A look at a map that includes the latest additions shows that Southeastern has virtually blanketed its major market area. Anderson said the hospital is still considering two or three other areas for clinics, but any decision on those won't be made in the near future.
The satellite clinics give consumers in those areas easier access to medical care, whereas in the past they might have had to travel some distance. The hope, Anderson said, is that easier access will equate to more preventative visits to the doctor and thus fewer trips to the Emergency Department at the medical center in Lumberton.
Keeping people healthy and out of the Emergency Department and, ultimately, of the hospital, is the best way to reduce health care costs, Anderson said.
"It's really about providing the right care at the right location and the right time rather than everyone using the hospital or the Emergency Department," she said.
Southeastern is growing in other ways, too.

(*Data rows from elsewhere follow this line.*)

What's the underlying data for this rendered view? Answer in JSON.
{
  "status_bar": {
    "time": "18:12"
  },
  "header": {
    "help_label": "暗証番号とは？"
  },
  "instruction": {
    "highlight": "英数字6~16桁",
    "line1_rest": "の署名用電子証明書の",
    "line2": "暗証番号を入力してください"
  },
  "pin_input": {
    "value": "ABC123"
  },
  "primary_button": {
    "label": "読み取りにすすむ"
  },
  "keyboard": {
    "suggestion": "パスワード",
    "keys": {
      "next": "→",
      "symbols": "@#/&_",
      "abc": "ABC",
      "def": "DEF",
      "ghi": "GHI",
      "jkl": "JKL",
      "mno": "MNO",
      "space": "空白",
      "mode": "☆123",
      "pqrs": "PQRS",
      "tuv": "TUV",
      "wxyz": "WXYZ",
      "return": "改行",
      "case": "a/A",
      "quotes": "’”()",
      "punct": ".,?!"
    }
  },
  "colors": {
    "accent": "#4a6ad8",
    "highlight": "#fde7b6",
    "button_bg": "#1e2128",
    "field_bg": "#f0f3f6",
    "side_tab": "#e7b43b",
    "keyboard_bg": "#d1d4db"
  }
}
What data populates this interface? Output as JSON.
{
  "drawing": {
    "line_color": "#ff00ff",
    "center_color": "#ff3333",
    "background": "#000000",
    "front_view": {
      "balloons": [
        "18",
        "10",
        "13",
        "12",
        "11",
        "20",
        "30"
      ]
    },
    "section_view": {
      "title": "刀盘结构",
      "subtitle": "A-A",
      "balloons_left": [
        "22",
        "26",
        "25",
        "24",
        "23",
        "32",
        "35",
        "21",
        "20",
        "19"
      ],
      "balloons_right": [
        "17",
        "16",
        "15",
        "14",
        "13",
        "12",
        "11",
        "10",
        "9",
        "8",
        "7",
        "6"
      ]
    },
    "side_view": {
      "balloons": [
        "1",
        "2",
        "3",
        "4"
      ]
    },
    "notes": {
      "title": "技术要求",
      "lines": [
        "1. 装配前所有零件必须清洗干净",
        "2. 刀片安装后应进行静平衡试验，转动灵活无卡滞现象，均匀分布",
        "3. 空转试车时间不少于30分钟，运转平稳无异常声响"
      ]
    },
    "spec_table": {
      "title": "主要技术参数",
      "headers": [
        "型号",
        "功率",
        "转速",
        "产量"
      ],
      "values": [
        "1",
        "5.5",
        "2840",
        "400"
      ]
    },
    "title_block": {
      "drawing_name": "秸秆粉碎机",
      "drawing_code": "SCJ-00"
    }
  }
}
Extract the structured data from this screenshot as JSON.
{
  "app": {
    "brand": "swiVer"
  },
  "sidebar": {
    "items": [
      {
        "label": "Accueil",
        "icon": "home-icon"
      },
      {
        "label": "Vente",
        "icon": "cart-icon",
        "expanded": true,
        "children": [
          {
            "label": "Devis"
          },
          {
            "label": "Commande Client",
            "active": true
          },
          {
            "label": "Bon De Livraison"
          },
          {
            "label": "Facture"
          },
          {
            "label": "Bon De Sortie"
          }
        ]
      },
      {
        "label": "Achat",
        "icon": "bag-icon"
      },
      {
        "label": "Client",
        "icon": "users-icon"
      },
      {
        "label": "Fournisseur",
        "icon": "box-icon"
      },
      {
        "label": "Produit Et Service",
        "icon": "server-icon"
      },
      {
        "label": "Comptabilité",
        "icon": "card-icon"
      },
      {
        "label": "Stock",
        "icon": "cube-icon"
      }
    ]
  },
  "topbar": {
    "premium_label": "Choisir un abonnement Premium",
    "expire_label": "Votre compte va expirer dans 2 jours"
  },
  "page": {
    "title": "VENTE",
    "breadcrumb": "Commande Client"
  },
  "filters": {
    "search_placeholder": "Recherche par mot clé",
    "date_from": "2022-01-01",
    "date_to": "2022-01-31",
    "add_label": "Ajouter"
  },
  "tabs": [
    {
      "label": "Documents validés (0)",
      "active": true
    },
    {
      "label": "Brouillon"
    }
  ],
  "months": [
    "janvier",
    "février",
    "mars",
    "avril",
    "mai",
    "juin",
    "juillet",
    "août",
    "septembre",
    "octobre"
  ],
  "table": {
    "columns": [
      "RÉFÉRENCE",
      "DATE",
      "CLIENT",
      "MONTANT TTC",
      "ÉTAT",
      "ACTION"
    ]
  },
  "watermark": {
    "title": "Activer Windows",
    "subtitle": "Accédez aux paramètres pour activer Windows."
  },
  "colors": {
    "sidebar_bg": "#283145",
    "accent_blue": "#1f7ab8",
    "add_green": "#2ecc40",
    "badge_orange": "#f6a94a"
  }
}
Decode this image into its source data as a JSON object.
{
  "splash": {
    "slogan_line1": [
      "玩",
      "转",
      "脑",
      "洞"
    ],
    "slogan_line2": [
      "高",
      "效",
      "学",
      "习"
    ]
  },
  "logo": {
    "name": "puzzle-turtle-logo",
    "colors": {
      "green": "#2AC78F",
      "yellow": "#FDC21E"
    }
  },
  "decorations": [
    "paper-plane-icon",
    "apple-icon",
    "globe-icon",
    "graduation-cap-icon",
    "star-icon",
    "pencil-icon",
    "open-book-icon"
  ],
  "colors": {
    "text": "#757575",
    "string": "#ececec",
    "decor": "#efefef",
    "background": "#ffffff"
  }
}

In January, the hospital received state approval for an ambulatory surgery center. Officials announced in June that they plan to began work on the first phase of the Southeastern Health Park, which will be located on 26 acres on Dawn Drive.
Ground will broken this fall on a $20.7 million building, which will house, among other things, the surgery center, an orthopedic center, a pain management clinic, outpatient rehabilitation services and retail space.
"It goes back to that basic principle that we want to provide the best possible healthcare for everyone in the county," Caton said. "We want to be in a position to provide for all facets of care."